Information Flow Theory in Dense Wireless Networks
University Of Maryland, College Park, College Park MD
Investigators
Abstract
Abstract: Future wireless networks are composed of a massive number of nodes densely distributed in large geographical areas. Such networks are used in applications such as wide area environmental protection, transportation, automated agriculture, or wireless micro-sensing in civil infrastructure systems. Information generated by distributed sources is transported to the destinations by collaborative efforts of nodes that forward the traffic of each other; therefore, the information is diffused over routes composed of many hops, each contributing to a short range transmission. Careful analysis of the networks with such large number of wireless nodes involves a prohibitive level of complexity.

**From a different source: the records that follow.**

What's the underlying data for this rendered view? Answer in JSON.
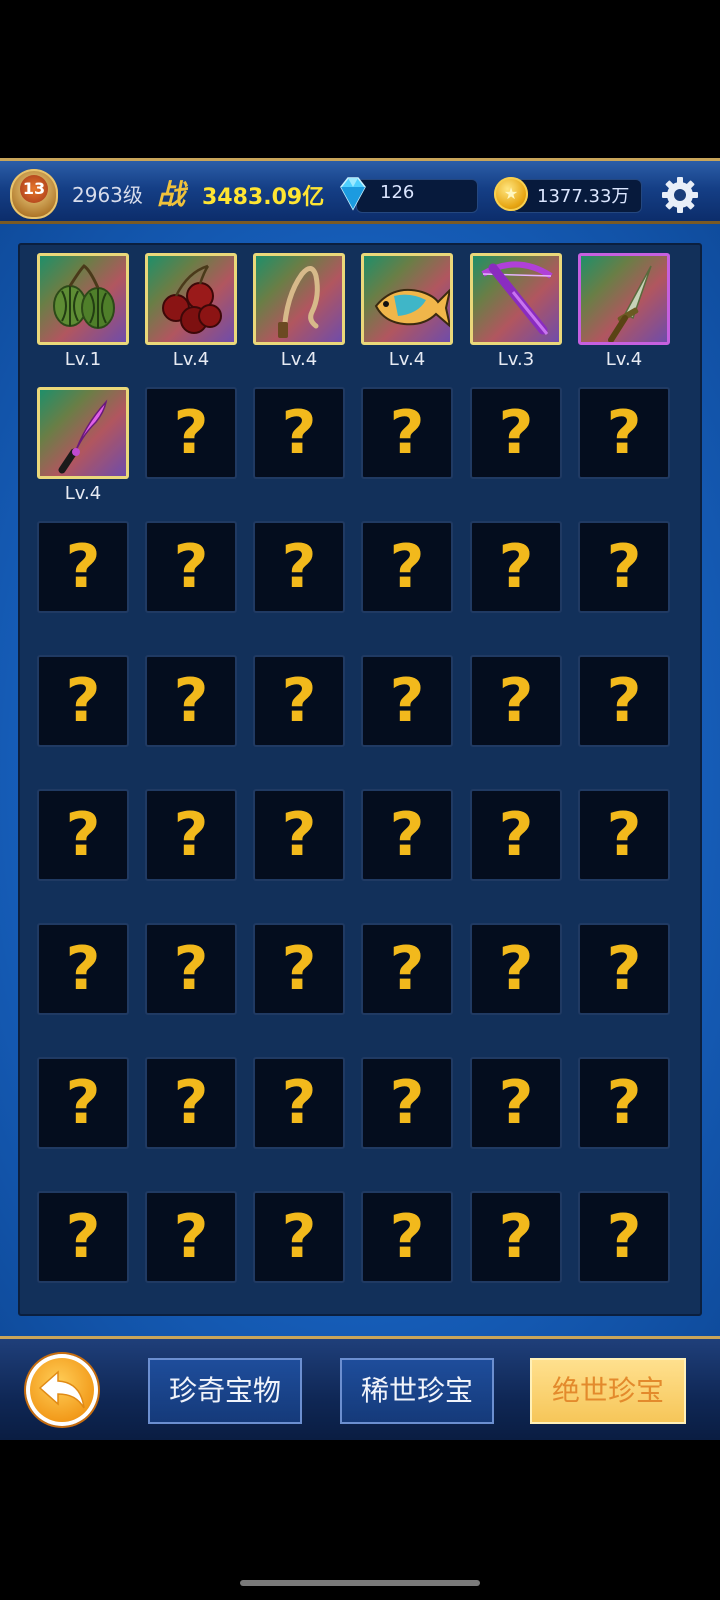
{
  "header": {
    "rank_badge": "13",
    "player_level": "2963级",
    "power_label": "战",
    "power_value": "3483.09亿",
    "gems": "126",
    "coins": "1377.33万",
    "icons": {
      "gem": "diamond-icon",
      "coin": "gold-coin-icon",
      "settings": "gear-icon"
    }
  },
  "collection": {
    "columns": 6,
    "rows": 8,
    "unlocked": [
      {
        "level": "Lv.1",
        "icon": "gooseberry-icon",
        "rarity": "gold"
      },
      {
        "level": "Lv.4",
        "icon": "cherries-icon",
        "rarity": "gold"
      },
      {
        "level": "Lv.4",
        "icon": "whip-icon",
        "rarity": "gold"
      },
      {
        "level": "Lv.4",
        "icon": "fish-icon",
        "rarity": "gold"
      },
      {
        "level": "Lv.3",
        "icon": "crossbow-icon",
        "rarity": "gold"
      },
      {
        "level": "Lv.4",
        "icon": "dagger-icon",
        "rarity": "purple"
      },
      {
        "level": "Lv.4",
        "icon": "curved-knife-icon",
        "rarity": "gold"
      }
    ],
    "locked_symbol": "?"
  },
  "footer": {
    "back_icon": "back-arrow-icon",
    "tabs": [
      {
        "label": "珍奇宝物",
        "active": false
      },
      {
        "label": "稀世珍宝",
        "active": false
      },
      {
        "label": "绝世珍宝",
        "active": true
      }
    ]
  },
  "colors": {
    "accent_gold": "#f2b91c",
    "frame_blue": "#1760bd",
    "panel": "#12305a"
  }
}
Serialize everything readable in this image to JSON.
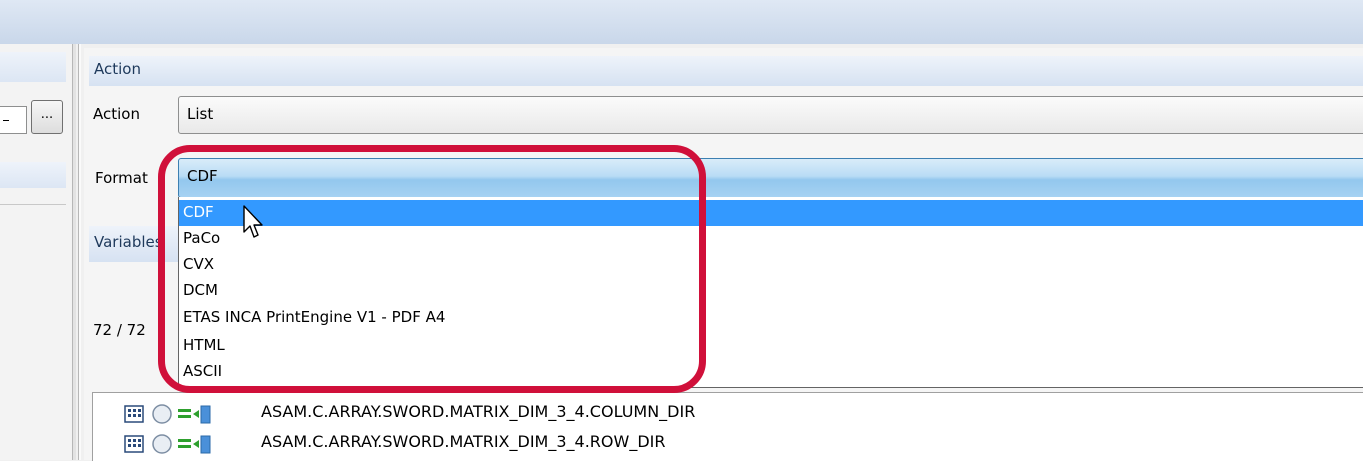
{
  "left_panel": {
    "browse_label": "..."
  },
  "action_section": {
    "header": "Action",
    "action_label": "Action",
    "action_value": "List",
    "format_label": "Format",
    "format_value": "CDF"
  },
  "variables_section": {
    "header": "Variables",
    "count": "72 / 72"
  },
  "format_dropdown": {
    "options": [
      "CDF",
      "PaCo",
      "CVX",
      "DCM",
      "ETAS INCA PrintEngine V1 - PDF A4",
      "HTML",
      "ASCII"
    ],
    "selected_index": 0
  },
  "tree": {
    "rows": [
      {
        "label": "ASAM.C.ARRAY.SWORD.MATRIX_DIM_3_4.COLUMN_DIR",
        "icon": "variable-icon"
      },
      {
        "label": "ASAM.C.ARRAY.SWORD.MATRIX_DIM_3_4.ROW_DIR",
        "icon": "variable-icon"
      }
    ]
  },
  "colors": {
    "selection": "#3399ff",
    "highlight": "#d0103a",
    "section_title": "#1e395b"
  }
}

This complexity is due to the uncoordinated interactions between each pair of nodes in the network (e.g., due to interference of simultaneous transmissions); as a result, little is known about the behavior of massively dense wireless networks. The introduced methodology models a dense wireless network by a continuum of nodes. The spatially continuous model of information flow is a very promising methodology to overcome the prohibitive complexity of conventional discrete space methods. The project is expected to produce powerful design and analysis tools for different purposes such as minimizing the number of required wireless nodes for a given spatial distribution of information sources, finding minimum required density of nodes in space, determining the placement of nodes, minimizing the transmit power of nodes, load balancing, etc. The project is an important step towards development of a theory of information flow in dense wireless networks. Such a theory is the wireless networking counterpart of the classical flow theory of other branches of science and engineering such as fluid dynamics, heat exchange, and electrostatics.